Wong Davies was named one of Varietys 2025 Brits to Watch.

==Early life==
Wong Davies was born in central London to a Cantonese-speaking Chinese mother and a Welsh father. She has maternal family in Singapore, Malaysia and Hong Kong.

== Career ==
Wong Davies' debut play was i will still be whole (when you rip me in half), which premiered at the Bunker Theatre in London on 12 November 2019. It follows a mother and daughter, played by Tuyen Do and Aoife Hinds respectively, who explore their strained relationship through a series of monologues. The script was described as having an "exactness", and using dark humour to capture the character of the daughter EJ. She has been a member of the Soho Theatre Writers Lab 18/19, the Bush Theatre Emerging Writers Group 19/20, and the Royal Court Writers Group 20/21.

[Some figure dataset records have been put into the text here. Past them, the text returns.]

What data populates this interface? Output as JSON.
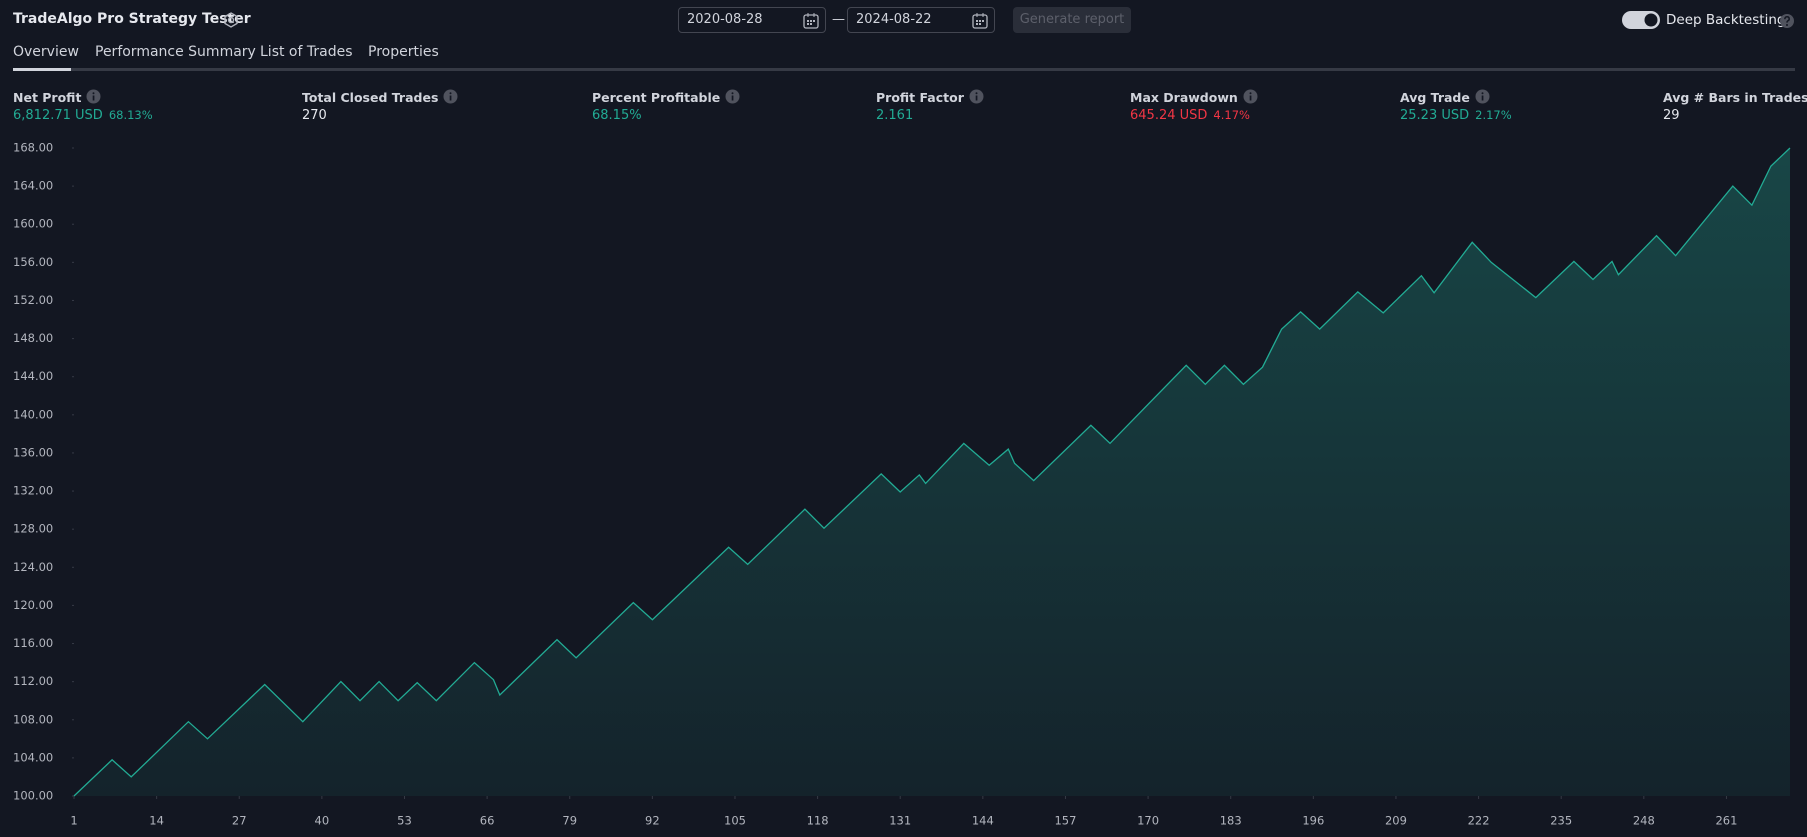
{
  "header": {
    "title": "TradeAlgo Pro Strategy Tester",
    "date_from": "2020-08-28",
    "date_separator": "—",
    "date_to": "2024-08-22",
    "generate_button": "Generate report",
    "toggle_label": "Deep Backtesting"
  },
  "tabs": [
    "Overview",
    "Performance Summary",
    "List of Trades",
    "Properties"
  ],
  "metrics": [
    {
      "label": "Net Profit",
      "value": "6,812.71 USD",
      "secondary": "68.13%",
      "color": "#22ab94"
    },
    {
      "label": "Total Closed Trades",
      "value": "270",
      "color": "#e6e8ee"
    },
    {
      "label": "Percent Profitable",
      "value": "68.15%",
      "color": "#22ab94"
    },
    {
      "label": "Profit Factor",
      "value": "2.161",
      "color": "#22ab94"
    },
    {
      "label": "Max Drawdown",
      "value": "645.24 USD",
      "secondary": "4.17%",
      "color": "#f23645"
    },
    {
      "label": "Avg Trade",
      "value": "25.23 USD",
      "secondary": "2.17%",
      "color": "#22ab94"
    },
    {
      "label": "Avg # Bars in Trades",
      "value": "29",
      "color": "#e6e8ee"
    }
  ],
  "chart_data": {
    "type": "area",
    "color": "#22ab94",
    "x": [
      1,
      7,
      10,
      19,
      22,
      31,
      37,
      43,
      46,
      49,
      52,
      55,
      58,
      64,
      67,
      68,
      77,
      80,
      89,
      92,
      104,
      107,
      116,
      119,
      128,
      131,
      134,
      135,
      141,
      145,
      148,
      149,
      152,
      161,
      164,
      176,
      179,
      182,
      185,
      188,
      191,
      194,
      197,
      203,
      207,
      213,
      215,
      221,
      224,
      231,
      237,
      240,
      243,
      244,
      250,
      253,
      262,
      265,
      268,
      271
    ],
    "values": [
      100,
      103.8,
      102,
      107.8,
      106,
      111.7,
      107.8,
      112,
      110,
      112,
      110,
      111.9,
      110,
      114,
      112.2,
      110.6,
      116.4,
      114.5,
      120.3,
      118.5,
      126.1,
      124.3,
      130.1,
      128.1,
      133.8,
      131.9,
      133.7,
      132.8,
      137,
      134.7,
      136.4,
      134.9,
      133.1,
      138.9,
      137,
      145.2,
      143.2,
      145.2,
      143.2,
      145,
      149,
      150.8,
      149,
      152.9,
      150.7,
      154.6,
      152.8,
      158.1,
      156,
      152.3,
      156.1,
      154.2,
      156.1,
      154.7,
      158.8,
      156.7,
      164,
      162,
      166.1,
      168
    ],
    "xlim": [
      1,
      271
    ],
    "xticks": [
      1,
      14,
      27,
      40,
      53,
      66,
      79,
      92,
      105,
      118,
      131,
      144,
      157,
      170,
      183,
      196,
      209,
      222,
      235,
      248,
      261
    ],
    "ylim": [
      100,
      168
    ],
    "yticks": [
      {
        "value": 100,
        "label": "100.00"
      },
      {
        "value": 104,
        "label": "104.00"
      },
      {
        "value": 108,
        "label": "108.00"
      },
      {
        "value": 112,
        "label": "112.00"
      },
      {
        "value": 116,
        "label": "116.00"
      },
      {
        "value": 120,
        "label": "120.00"
      },
      {
        "value": 124,
        "label": "124.00"
      },
      {
        "value": 128,
        "label": "128.00"
      },
      {
        "value": 132,
        "label": "132.00"
      },
      {
        "value": 136,
        "label": "136.00"
      },
      {
        "value": 140,
        "label": "140.00"
      },
      {
        "value": 144,
        "label": "144.00"
      },
      {
        "value": 148,
        "label": "148.00"
      },
      {
        "value": 152,
        "label": "152.00"
      },
      {
        "value": 156,
        "label": "156.00"
      },
      {
        "value": 160,
        "label": "160.00"
      },
      {
        "value": 164,
        "label": "164.00"
      },
      {
        "value": 168,
        "label": "168.00"
      }
    ]
  }
}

In November 2020, Wong Davies' coming-of-age story Half Blue was released on Audible as part of GNR8T: Series 2, through a partnership with the London Academy of Music and Dramatic Art. Her play small hours was commissioned by the Oxford Playhouse and the IF Oxford Science and Ideas Festival and was performed by the Mandala Theatre Company in October 2020, directed by Yasmin Sidhwa over Zoom. In 2020, her play scum was shortlisted for the Verity Bargate Award, the Tony Craze Award and the Women's Prize for Playwriting. Her play Rime of the Second Sister was produced by 45North and starred Martina Laird, Alice Vilanculo, Witney White and Sky Yang.

Wong Davies wrote the play Graceland, which premiered at the Royal Court Theatre in March 2023. The play is performed as 75 minutes monologue, which follows a British-Chinese woman portrayed by Sabrina Wu who falls in love with a poet living off his family's money. It received mixed reviews. Wong Davies won the Ambassador Theatre Group Playwright's Prize for the play.

Wong Davies served as Consulting Producer on the third season of the HBO and BBC television drama series Industry.

As a theatre critic, Wong Davies writes for Exeunt Magazine, The Independent, The Stage, and gal-dem. She won the Sunday Times' Harold Hobson Award for theatre criticism in 2018.